Why These Defaults Work
- DeepSeek V3 (0324) balances cost, speed, and reasoning—solid for Default dialogue, combat banter, memory wording, and action selection.
- Temp ≈ 0.7 + TopK 5 gives expressive but grounded speech.
- No penalties keeps the character’s voice stable; SkyrimNet’s memory & prompts do the heavy lifting for variety.
Safe Tweaks by Use Case
Story-heavy roleplay
- Temperature:
0.7–0.85
- (Optional) Frequency Penalty:
0.2
to reduce repeated phrases in long scenes.
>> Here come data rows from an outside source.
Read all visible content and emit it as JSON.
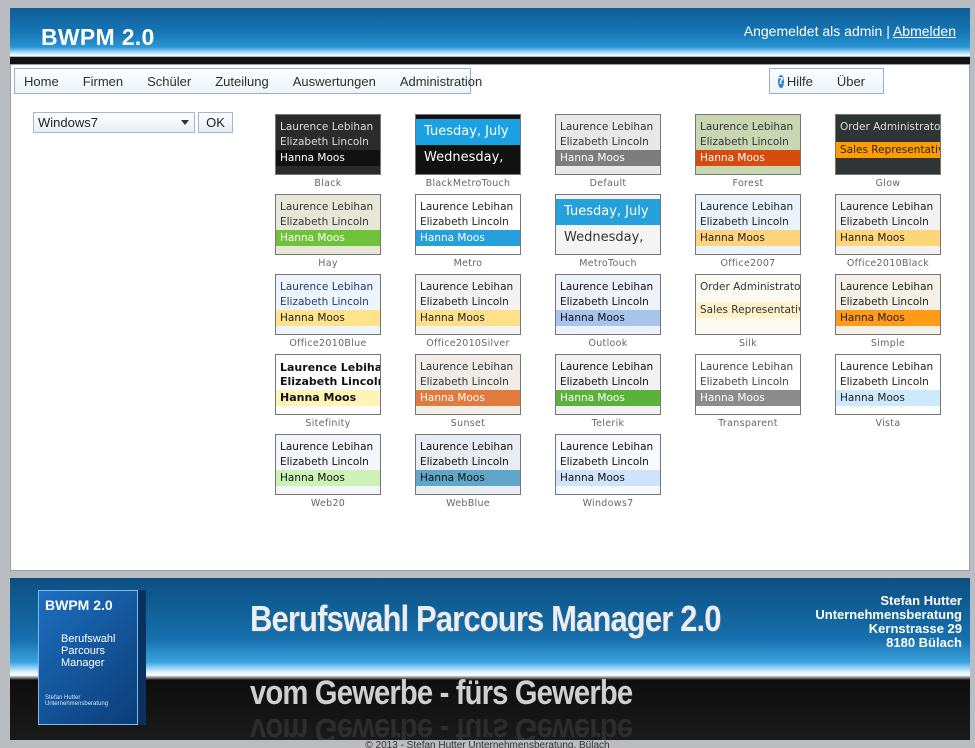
{
  "header": {
    "brand": "BWPM 2.0",
    "login_text": "Angemeldet als admin",
    "separator": "|",
    "logout": "Abmelden"
  },
  "menu": {
    "items": [
      "Home",
      "Firmen",
      "Schüler",
      "Zuteilung",
      "Auswertungen",
      "Administration"
    ],
    "help": "Hilfe",
    "about": "Über"
  },
  "skin_selector": {
    "selected": "Windows7",
    "ok_label": "OK"
  },
  "preview_names": [
    "Laurence Lebihan",
    "Elizabeth Lincoln",
    "Hanna Moos"
  ],
  "preview_alt": [
    "Order Administrator",
    "Sales Representative"
  ],
  "preview_metro": [
    "Tuesday, July",
    "Wednesday,"
  ],
  "skins": [
    {
      "name": "Black",
      "bg": "#2b2b2b",
      "fg": "#dddddd",
      "hi": "#111111",
      "hifg": "#ffffff",
      "kind": "names"
    },
    {
      "name": "BlackMetroTouch",
      "bg": "#111111",
      "fg": "#ffffff",
      "hi": "#1ba1e2",
      "kind": "metro-dark"
    },
    {
      "name": "Default",
      "bg": "#e8e8e8",
      "fg": "#333333",
      "hi": "#7d7d7d",
      "hifg": "#ffffff",
      "kind": "names"
    },
    {
      "name": "Forest",
      "bg": "#c8d7b2",
      "fg": "#333333",
      "hi": "#d84b0e",
      "hifg": "#ffffff",
      "kind": "names"
    },
    {
      "name": "Glow",
      "bg": "#2f3436",
      "fg": "#dddddd",
      "hi": "#ff9c00",
      "hifg": "#222222",
      "kind": "alt"
    },
    {
      "name": "Hay",
      "bg": "#e6e7d6",
      "fg": "#333333",
      "hi": "#6fc33a",
      "hifg": "#ffffff",
      "kind": "names"
    },
    {
      "name": "Metro",
      "bg": "#ffffff",
      "fg": "#222222",
      "hi": "#25a0da",
      "hifg": "#ffffff",
      "kind": "names"
    },
    {
      "name": "MetroTouch",
      "bg": "#f4f4f4",
      "fg": "#333333",
      "hi": "#25a0da",
      "kind": "metro-light"
    },
    {
      "name": "Office2007",
      "bg": "#eaf2fb",
      "fg": "#222222",
      "hi": "#ffd37e",
      "hifg": "#222222",
      "kind": "names"
    },
    {
      "name": "Office2010Black",
      "bg": "#f2f2f2",
      "fg": "#222222",
      "hi": "#ffd57a",
      "hifg": "#222222",
      "kind": "names"
    },
    {
      "name": "Office2010Blue",
      "bg": "#eef4fb",
      "fg": "#1e3a6b",
      "hi": "#ffe38a",
      "hifg": "#222222",
      "kind": "names"
    },
    {
      "name": "Office2010Silver",
      "bg": "#f3f3f3",
      "fg": "#222222",
      "hi": "#ffe08a",
      "hifg": "#222222",
      "kind": "names"
    },
    {
      "name": "Outlook",
      "bg": "#eef3fb",
      "fg": "#111111",
      "hi": "#a9c4ec",
      "hifg": "#111111",
      "kind": "names"
    },
    {
      "name": "Silk",
      "bg": "#fbfbf4",
      "fg": "#333333",
      "hi": "#fff1c8",
      "hifg": "#333333",
      "kind": "alt"
    },
    {
      "name": "Simple",
      "bg": "#f4f0e6",
      "fg": "#222222",
      "hi": "#ff9b16",
      "hifg": "#222222",
      "kind": "names"
    },
    {
      "name": "Sitefinity",
      "bg": "#ffffff",
      "fg": "#111111",
      "hi": "#fff3b6",
      "hifg": "#111111",
      "kind": "names-big"
    },
    {
      "name": "Sunset",
      "bg": "#f1ece6",
      "fg": "#333333",
      "hi": "#e07a3f",
      "hifg": "#ffffff",
      "kind": "names"
    },
    {
      "name": "Telerik",
      "bg": "#f2f2f2",
      "fg": "#111111",
      "hi": "#5bb23a",
      "hifg": "#ffffff",
      "kind": "names"
    },
    {
      "name": "Transparent",
      "bg": "#ffffff",
      "fg": "#444444",
      "hi": "#8c8c8c",
      "hifg": "#ffffff",
      "kind": "names"
    },
    {
      "name": "Vista",
      "bg": "#ffffff",
      "fg": "#222222",
      "hi": "#cdeafc",
      "hifg": "#222222",
      "kind": "names"
    },
    {
      "name": "Web20",
      "bg": "#f4f6fb",
      "fg": "#111111",
      "hi": "#ccf2b8",
      "hifg": "#111111",
      "kind": "names"
    },
    {
      "name": "WebBlue",
      "bg": "#e8edf3",
      "fg": "#111111",
      "hi": "#5fa6c9",
      "hifg": "#111111",
      "kind": "names"
    },
    {
      "name": "Windows7",
      "bg": "#f6f9fd",
      "fg": "#111111",
      "hi": "#cfe3fb",
      "hifg": "#111111",
      "kind": "names"
    }
  ],
  "banner": {
    "box_title": "BWPM 2.0",
    "box_subtitle": [
      "Berufswahl",
      "Parcours",
      "Manager"
    ],
    "box_footer": "Stefan Hutter Unternehmensberatung",
    "headline": "Berufswahl Parcours Manager 2.0",
    "slogan": "vom Gewerbe - fürs Gewerbe",
    "address": [
      "Stefan Hutter",
      "Unternehmensberatung",
      "Kernstrasse 29",
      "8180 Bülach"
    ]
  },
  "copyright": "© 2013 - Stefan Hutter Unternehmensberatung, Bülach"
}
Combat / mechanical decisions
- Temperature:
0.2–0.4
- TopK: keep
5
(or raise to10
if replies feel too terse).
Long scenes with many speakers
- Keep Event History Count at
50
but watch token usage. - If you hit the 4096 window, lower Max Tokens (reply) to
1200–2000
.
Looping or catchphrase repetition
- Frequency Penalty: bump from
0
→0.3–0.6
.
Token Budgeting Tips
The 4096 context length is shared by:
- System + template
- Memories
- Events
- Your new prompt
- The model’s reply
This size will usually be more than enough for each context window, but you can raise it, if needed. Also if you want to try and reduce token useage you can experiment lowering it. If replies are then getting cut off:
- Lower Event History Count (e.g.,
50 → 30
) - Lower Max Tokens for the reply
- Tighten prompts and memory snippets (advanced, see prompt tutorial)
Reliability Checklist
- Time-outs: If you see intermittent failures, raise Request Timeout to
30–60s
. - Routing: Keep
"route": "fallback"
to avoid provider outages.
Quick Reference
- Provider: OpenRouter
- Model:
deepseek/deepseek-chat-v3-0324
- Context:
4096
- Timeouts:
15s / 2s
- Temp:
~0.7
- TopP / TopK:
1 / 5
- Penalties:
0 / 0
- Event History (Dialogue):
50
These settings are a strong baseline. Adjust temperature and penalties per NPC or scene to shape voice and variety without sacrificing consistency.